A amplificação de sonda do gene da histona H3, foi obtida a partir do DNA genômico de O. chrysurus, utilizando os primers H3F 5’‐ATG GCT CGT ACC AAG CAG ACV GC‐3’ e H3R
5’‐ATA TCC TTR GGC ATR ATR GTG AC‐3’, ambos desenhados a partir dos genes de histonas do molusco Mytilus edulis (Albig et al., 2003) e amplificado de acordo com (Giribert & Distel, 2003). A sonda de histona H3 foi marcada utilizando nick translation, com digoxigenina‐11‐ dUTP, seguindo a recomendações do fabricante (Roche, Mannheim, Alemanha). Hibridização in situ fluorescente A hibridização in situ por fluorescência (FISH), foi realizada seguindo o procedimento descrito por (Pinkel et al., 1986). Os cromossomos metafásicos foram tratados com RNAse (20µg/ml em 2×SSC) por 1 hora a 37°C e com pepsina (0,005% em HCl 10mM) a 37°C por 10 minutos, fixados com formaldeído a 1% por 10 minutos e em seguida desidratados em um série alcoólica (70%/85%/100%) por 5 minutos cada. As lâminas com os cromossomos metafásicos foram incubadas em 70% formamida/2×SSC a 72°C, por 5 minutos. A solução de hibridização, consistindo de 50% de formamida, 2×SSC, 10% de sulfato de dextrano e a sonda desnaturada (5ng/µl), com um volume final de 30µl, foi depositada sobre a lâmina e a hibridização realizada por 16h à 37°C. As lavagens pós‐hibridização foram efetuadas com 15% formamida/0,2×SSC a 42°C, por 20 minutos, seguidas de lavagens em 0,1×SSC a 60°C por 15 minutos e em Tween 20 0,5%/4×SSC por 5 minutos à temperatura ambiente. Os sinais de hibridização das sondas foram detectados usando anti‐digoxigenina rodamina conjugada (Vector) para as sondas DNAr 18S e DNAhis H3 e avidina‐FITC conjugado (Vector) para a sonda DNAr 5S. Os cromossomos foram contracorados com Vectashield/DAPI (1,5 µg/ml) (Vector).

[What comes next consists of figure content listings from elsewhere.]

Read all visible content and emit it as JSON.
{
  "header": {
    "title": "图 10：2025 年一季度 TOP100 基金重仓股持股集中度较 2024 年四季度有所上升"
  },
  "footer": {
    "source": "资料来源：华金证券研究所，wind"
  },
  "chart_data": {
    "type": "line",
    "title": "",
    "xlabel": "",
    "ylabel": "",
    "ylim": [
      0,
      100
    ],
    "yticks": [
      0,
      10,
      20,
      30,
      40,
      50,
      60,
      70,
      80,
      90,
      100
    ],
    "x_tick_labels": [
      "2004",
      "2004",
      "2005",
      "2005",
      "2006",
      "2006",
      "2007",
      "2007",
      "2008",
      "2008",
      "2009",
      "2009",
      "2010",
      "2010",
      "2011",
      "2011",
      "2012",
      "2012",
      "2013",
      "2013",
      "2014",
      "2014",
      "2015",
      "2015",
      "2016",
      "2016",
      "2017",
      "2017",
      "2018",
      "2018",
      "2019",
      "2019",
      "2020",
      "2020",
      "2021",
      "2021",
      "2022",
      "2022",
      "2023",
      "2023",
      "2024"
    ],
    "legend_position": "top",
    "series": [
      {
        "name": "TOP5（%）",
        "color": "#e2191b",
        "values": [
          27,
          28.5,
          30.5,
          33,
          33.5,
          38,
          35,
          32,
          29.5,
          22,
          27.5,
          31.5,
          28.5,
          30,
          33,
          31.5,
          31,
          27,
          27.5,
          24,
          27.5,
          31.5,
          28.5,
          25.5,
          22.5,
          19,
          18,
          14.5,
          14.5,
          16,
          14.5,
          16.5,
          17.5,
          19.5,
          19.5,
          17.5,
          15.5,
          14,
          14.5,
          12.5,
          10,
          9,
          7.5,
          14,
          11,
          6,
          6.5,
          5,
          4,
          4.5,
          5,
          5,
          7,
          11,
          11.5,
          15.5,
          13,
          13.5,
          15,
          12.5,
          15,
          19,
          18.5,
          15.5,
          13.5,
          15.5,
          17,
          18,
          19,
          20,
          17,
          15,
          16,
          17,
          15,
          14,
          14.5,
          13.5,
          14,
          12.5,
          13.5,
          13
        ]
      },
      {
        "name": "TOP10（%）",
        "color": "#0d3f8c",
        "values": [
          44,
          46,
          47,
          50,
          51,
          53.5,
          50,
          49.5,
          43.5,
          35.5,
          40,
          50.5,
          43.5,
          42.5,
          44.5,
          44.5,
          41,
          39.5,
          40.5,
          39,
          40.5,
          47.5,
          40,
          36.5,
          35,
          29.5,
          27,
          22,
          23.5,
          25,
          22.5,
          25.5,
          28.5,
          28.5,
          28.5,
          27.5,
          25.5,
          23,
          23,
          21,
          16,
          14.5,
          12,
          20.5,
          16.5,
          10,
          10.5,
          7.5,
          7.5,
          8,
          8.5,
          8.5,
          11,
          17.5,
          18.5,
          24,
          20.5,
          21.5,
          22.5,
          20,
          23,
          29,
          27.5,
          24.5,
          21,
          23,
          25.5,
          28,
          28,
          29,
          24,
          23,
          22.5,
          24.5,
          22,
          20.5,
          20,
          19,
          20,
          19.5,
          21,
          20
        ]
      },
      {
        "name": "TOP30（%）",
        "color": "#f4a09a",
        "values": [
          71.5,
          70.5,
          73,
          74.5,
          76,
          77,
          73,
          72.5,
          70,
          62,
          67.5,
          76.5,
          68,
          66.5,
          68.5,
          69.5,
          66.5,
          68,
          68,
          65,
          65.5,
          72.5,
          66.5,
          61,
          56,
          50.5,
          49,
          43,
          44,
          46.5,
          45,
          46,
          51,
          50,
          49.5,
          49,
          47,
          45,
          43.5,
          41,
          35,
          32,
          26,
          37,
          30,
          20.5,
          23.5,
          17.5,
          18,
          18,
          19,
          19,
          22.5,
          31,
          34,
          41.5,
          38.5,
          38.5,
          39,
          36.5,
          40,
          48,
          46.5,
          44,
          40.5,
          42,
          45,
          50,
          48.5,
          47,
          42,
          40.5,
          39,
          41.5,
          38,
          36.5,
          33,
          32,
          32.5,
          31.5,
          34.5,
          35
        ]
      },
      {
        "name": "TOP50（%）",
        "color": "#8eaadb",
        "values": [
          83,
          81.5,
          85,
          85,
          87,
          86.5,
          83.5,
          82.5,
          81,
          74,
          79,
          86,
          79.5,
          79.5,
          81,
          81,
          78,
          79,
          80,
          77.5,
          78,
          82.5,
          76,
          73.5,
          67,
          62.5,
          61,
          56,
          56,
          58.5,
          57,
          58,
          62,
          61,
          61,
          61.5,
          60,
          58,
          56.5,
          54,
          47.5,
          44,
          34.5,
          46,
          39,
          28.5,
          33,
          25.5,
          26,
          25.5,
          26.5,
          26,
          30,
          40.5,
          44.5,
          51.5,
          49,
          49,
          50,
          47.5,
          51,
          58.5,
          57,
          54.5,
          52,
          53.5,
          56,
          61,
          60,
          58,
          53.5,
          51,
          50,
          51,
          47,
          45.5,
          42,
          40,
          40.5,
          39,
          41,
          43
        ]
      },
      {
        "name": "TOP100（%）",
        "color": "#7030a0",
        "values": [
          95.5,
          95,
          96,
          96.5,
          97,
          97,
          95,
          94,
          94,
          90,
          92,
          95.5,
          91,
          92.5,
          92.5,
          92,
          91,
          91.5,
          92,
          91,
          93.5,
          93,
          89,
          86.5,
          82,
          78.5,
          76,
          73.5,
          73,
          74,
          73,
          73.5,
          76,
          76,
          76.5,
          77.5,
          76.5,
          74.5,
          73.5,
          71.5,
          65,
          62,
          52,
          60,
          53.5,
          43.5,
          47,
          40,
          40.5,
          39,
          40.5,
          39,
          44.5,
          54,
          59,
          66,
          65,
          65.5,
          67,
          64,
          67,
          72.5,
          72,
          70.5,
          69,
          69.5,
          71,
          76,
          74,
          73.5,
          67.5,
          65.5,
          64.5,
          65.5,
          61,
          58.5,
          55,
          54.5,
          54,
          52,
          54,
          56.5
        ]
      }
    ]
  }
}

Analises cariotípicas e idiogramas
O tipo cromossômico foi definido de acordo com a posição do centrômero (Levan et
al., 1964) e os cromossomos ordenados em ordem decrescente de tamanho. Idiogramas a
partir da cuidadosa mensuração dos pares portadores das sequências ribossomais (DNAr 18S e 5S) e histonas (H3) foram desenhados com o uso do software Photoshop CS5.
Resultados
Os padrões cariotípicos das cinco espécies de Lutjanidae analisadas foram concordantes com aqueles previamente definidos por Rocha & Molina (2008).
O mapeamento de sequências DNAr 18S identificou sítios simples em três espécies. Estes sítios ocupavam as posições terminais dos braços curtos do par 5, em L. analis, do par 23, em L. synagris, e do par 2, em O. chrysurus. Em L. jocu e L. alexandrei sítios múltiplos de DNAr 18S foram identificados nos pares 2 e 5 (Figuras 1 e 2). Em ambas as espécies estes sítios ocupam a porção terminal do braço curto do par 2, mas diferem quanto ao posicionamento no par 5 (em regiões terminais do braço curto em L. alexandrei e no longo em L. jocu). Sequências de DNA ribossomal 5S se apresentaram em um único locus nas cinco espécies de Lutjanidae. Foram mapeadas na posição terminal dos braços curtos do par 14 em L. analis, L. alexandrei e L. jocu e em mesma posição no par 21, em L. synagris e O.
chrysurus (Figuras 1 e 2).
Sinais de hibridização do DNAhis H3 foram mapeados em um único par em L. analis (braço curto do par 17), em L. synagris (braço curto do par 24) e em L. alexandrei (braço curto do par 1). Estas regiões gênicas apresentaram disposição multilocus em L. jocu (braço curto do par 3 e porção terminal do braço longo do par 13). Em O. chrysurus os sítios DNAhis H3 foram localizados na posição terminal de 22 pares cromossômicos, exceto os pares 11 e 24 (Figuras 1 e 2) e colocalizados com sítios de DNAr 18S e 5S.
Figura 1. Dual color FISH em cromossomos mitóticos metafásicos hibridizados com sondas DNAr 18S (vermelho), DNAr 5S (verde; coluna da esquerda), e hisDNA H3 (vermelho, coluna à direita). Cromossomos foram contracorados com DAPI (azul). Barra = 5µm.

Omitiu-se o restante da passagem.